Ignorantia juris neminem excusat.
Ignorance of the law excuses no one.

Many years ago, comedian Steve Martin offered up a monologue on avoiding a conviction for a crime by simply claiming you "forgot it was illegal." This was funny for decades ... right up until a week ago, when I read that the teenage perpetrators of the assault in Steubenville used as their defense that they "didn't know" what they were doing was wrong.

Can ignorance of the law ever be an excuse?

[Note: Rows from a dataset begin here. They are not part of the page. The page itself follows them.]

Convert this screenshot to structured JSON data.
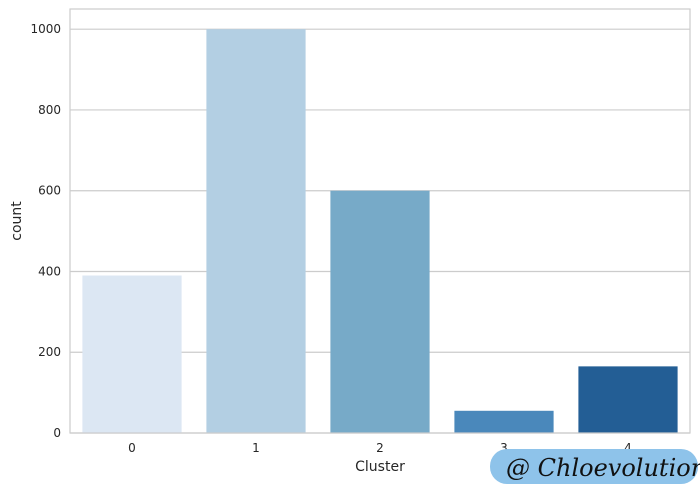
{
  "chart_data": {
    "type": "bar",
    "xlabel": "Cluster",
    "ylabel": "count",
    "categories": [
      "0",
      "1",
      "2",
      "3",
      "4"
    ],
    "values": [
      390,
      1000,
      600,
      55,
      165
    ],
    "ylim": [
      0,
      1050
    ],
    "yticks": [
      0,
      200,
      400,
      600,
      800,
      1000
    ],
    "grid": true,
    "colors": [
      "#dce7f3",
      "#b3cfe3",
      "#77aac8",
      "#4a88bb",
      "#235e95"
    ]
  },
  "watermark": {
    "text": "@ Chloevolution",
    "color": "#8ec3ea"
  }
}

The Middle Ages deliberated over this topic, ultimately drawing a distinction between two classes of people: those who had no excuse not to know the law, and those who did have an excuse for their ignorance. Canon law wanted to be strict and definitive, but it recognized that there were segments of society that could not be held completely responsible for their actions.

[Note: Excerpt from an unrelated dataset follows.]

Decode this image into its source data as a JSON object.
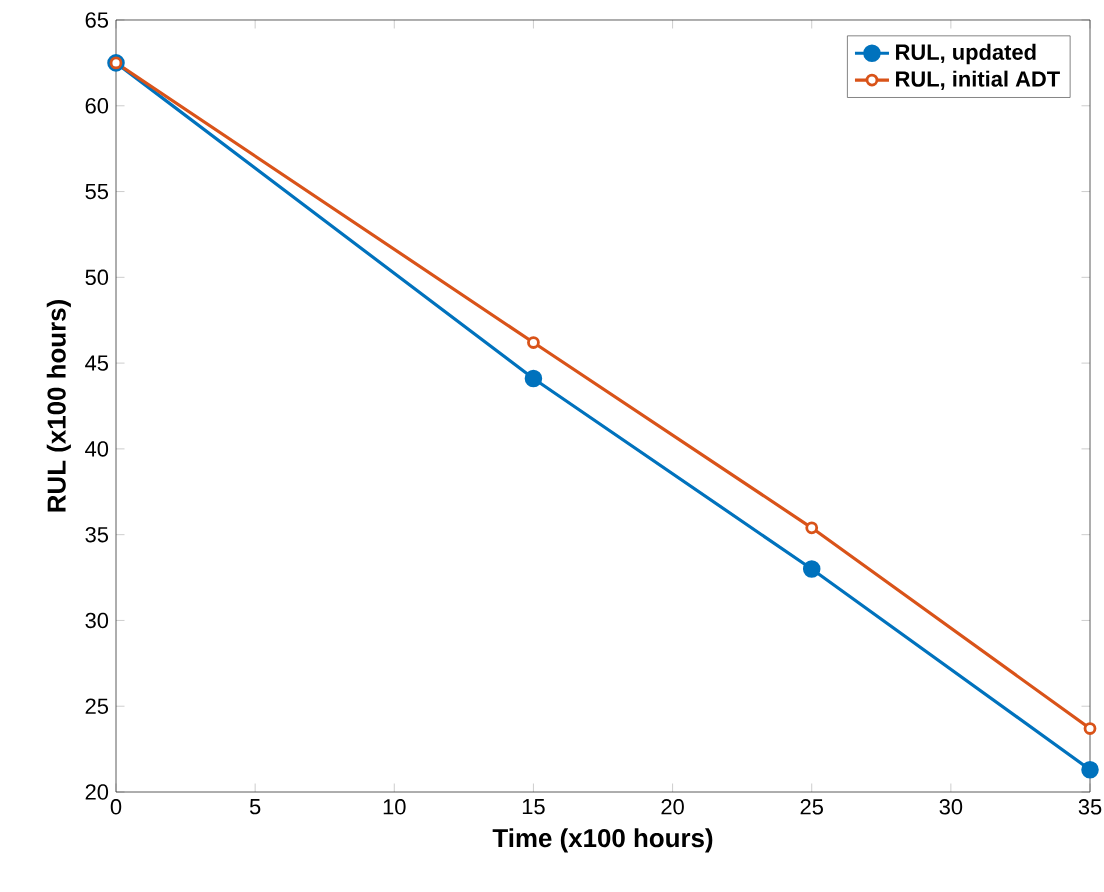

For whom was ignorance of the law an excuse? Actually, several groups were considered exempt from presumption of knowledge of the law:
...minors, madmen, soldiers, and, in most circumstances, women were commonly believed to lack the capacity (in the case of minors and the insane) or the opportunity (in the case of soldiers and women) to know and understand the law. [Medieval Canon Law, James Brundage, p.161]
Much of medieval canon law came from Roman sources such as the Digestum Justiniani (the Digest of Justinian*) in 503. It assembled 50 books covering many topics by multiple jurists. In the Digestum, one classical jurist, Paul, draws a distinction between ignorance of the law and ignorance of fact. Although the legal system may not be able to presume that everyone knows the actual law, it must presume that everyone knows the fundamental factual difference between a good act and a bad act in their community. Otherwise, profession of one's ignorance becomes a universal excuse, and only those who are lawyers, judges, or politicians who actually make the laws would ever be able to be convicted.

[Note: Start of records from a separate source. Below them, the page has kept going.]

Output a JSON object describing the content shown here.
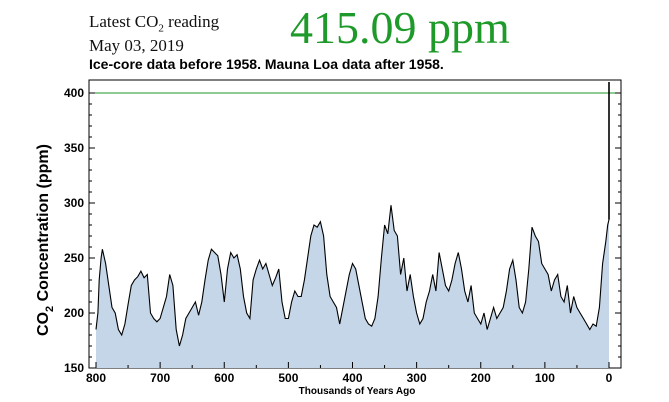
{
  "header": {
    "latest_prefix": "Latest CO",
    "latest_sub": "2",
    "latest_suffix": " reading",
    "date": "May 03, 2019",
    "reading": "415.09 ppm",
    "reading_color": "#1e9a2a",
    "subtitle": "Ice-core data before 1958. Mauna Loa data after 1958."
  },
  "chart_data": {
    "type": "area",
    "title": "Ice-core data before 1958. Mauna Loa data after 1958.",
    "xlabel": "Thousands of Years Ago",
    "ylabel_main": "CO",
    "ylabel_sub": "2",
    "ylabel_tail": " Concentration (ppm)",
    "xlim": [
      800,
      0
    ],
    "ylim": [
      150,
      410
    ],
    "xticks": [
      800,
      700,
      600,
      500,
      400,
      300,
      200,
      100,
      0
    ],
    "yticks": [
      150,
      200,
      250,
      300,
      350,
      400
    ],
    "reference_line": 400,
    "reference_line_color": "#1e9a2a",
    "fill_color": "#c4d6e8",
    "line_color": "#000000",
    "grid": false,
    "series": [
      {
        "x": [
          800,
          797,
          795,
          792,
          790,
          785,
          780,
          775,
          770,
          765,
          760,
          755,
          750,
          745,
          740,
          735,
          730,
          725,
          720,
          715,
          710,
          705,
          700,
          695,
          690,
          685,
          680,
          675,
          670,
          665,
          660,
          655,
          650,
          645,
          640,
          635,
          630,
          625,
          620,
          615,
          610,
          605,
          600,
          595,
          590,
          585,
          580,
          575,
          570,
          565,
          560,
          555,
          550,
          545,
          540,
          535,
          530,
          525,
          520,
          515,
          510,
          505,
          500,
          495,
          490,
          485,
          480,
          475,
          470,
          465,
          460,
          455,
          450,
          445,
          440,
          435,
          430,
          425,
          420,
          415,
          410,
          405,
          400,
          395,
          390,
          385,
          380,
          375,
          370,
          365,
          360,
          355,
          350,
          345,
          340,
          335,
          330,
          325,
          320,
          315,
          310,
          305,
          300,
          295,
          290,
          285,
          280,
          275,
          270,
          265,
          260,
          255,
          250,
          245,
          240,
          235,
          230,
          225,
          220,
          215,
          210,
          205,
          200,
          195,
          190,
          185,
          180,
          175,
          170,
          165,
          160,
          155,
          150,
          145,
          140,
          135,
          130,
          125,
          120,
          115,
          110,
          105,
          100,
          95,
          90,
          85,
          80,
          75,
          70,
          65,
          60,
          55,
          50,
          45,
          40,
          35,
          30,
          25,
          20,
          15,
          10,
          5,
          2,
          0
        ],
        "y": [
          185,
          200,
          230,
          250,
          258,
          245,
          225,
          205,
          200,
          185,
          180,
          190,
          208,
          225,
          230,
          233,
          238,
          232,
          235,
          200,
          195,
          192,
          195,
          205,
          215,
          235,
          225,
          185,
          170,
          180,
          195,
          200,
          205,
          210,
          198,
          210,
          230,
          248,
          258,
          255,
          252,
          235,
          210,
          240,
          255,
          250,
          253,
          240,
          215,
          200,
          195,
          230,
          240,
          248,
          240,
          245,
          235,
          225,
          232,
          240,
          210,
          195,
          195,
          210,
          220,
          215,
          215,
          230,
          250,
          270,
          280,
          278,
          283,
          270,
          235,
          215,
          210,
          205,
          190,
          205,
          220,
          235,
          245,
          240,
          225,
          210,
          195,
          190,
          188,
          195,
          215,
          250,
          280,
          272,
          298,
          275,
          270,
          235,
          250,
          220,
          235,
          215,
          200,
          190,
          195,
          210,
          220,
          235,
          220,
          255,
          240,
          225,
          220,
          230,
          245,
          255,
          240,
          220,
          210,
          225,
          200,
          195,
          190,
          200,
          185,
          195,
          205,
          195,
          200,
          205,
          220,
          240,
          248,
          230,
          205,
          200,
          210,
          240,
          278,
          270,
          265,
          245,
          240,
          235,
          220,
          230,
          235,
          215,
          210,
          225,
          200,
          215,
          205,
          200,
          195,
          190,
          185,
          190,
          188,
          205,
          245,
          265,
          280,
          285
        ]
      }
    ],
    "spike": {
      "x": 0,
      "from": 285,
      "to": 410
    }
  }
}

Paul is also the jurist who created the basis for presumption of innocence when he wrote Ei incumbit probatio qui dicit, non qui negat. ("Proof is incumbent on him who asserts, not him who denies.") Although the accused could not avoid punishment by simply saying "I didn't know," at least he wasn't convicted based simply on another's say-so.**

*This was Emperor Justinian I (c.482-565), whose reign straddled the Classical and Medieval eras. The Digestum is not to be confused with the Corpus Juris Civilis (Body of Civil Law), the much larger compendium (sometime called the Code of Justinian) that was assembled later in his reign, of which the Digestum was only a part.

**The phrase "Innocent until proven guilty" was coined by the English lawyer Sir William Garrow in the early 19th century.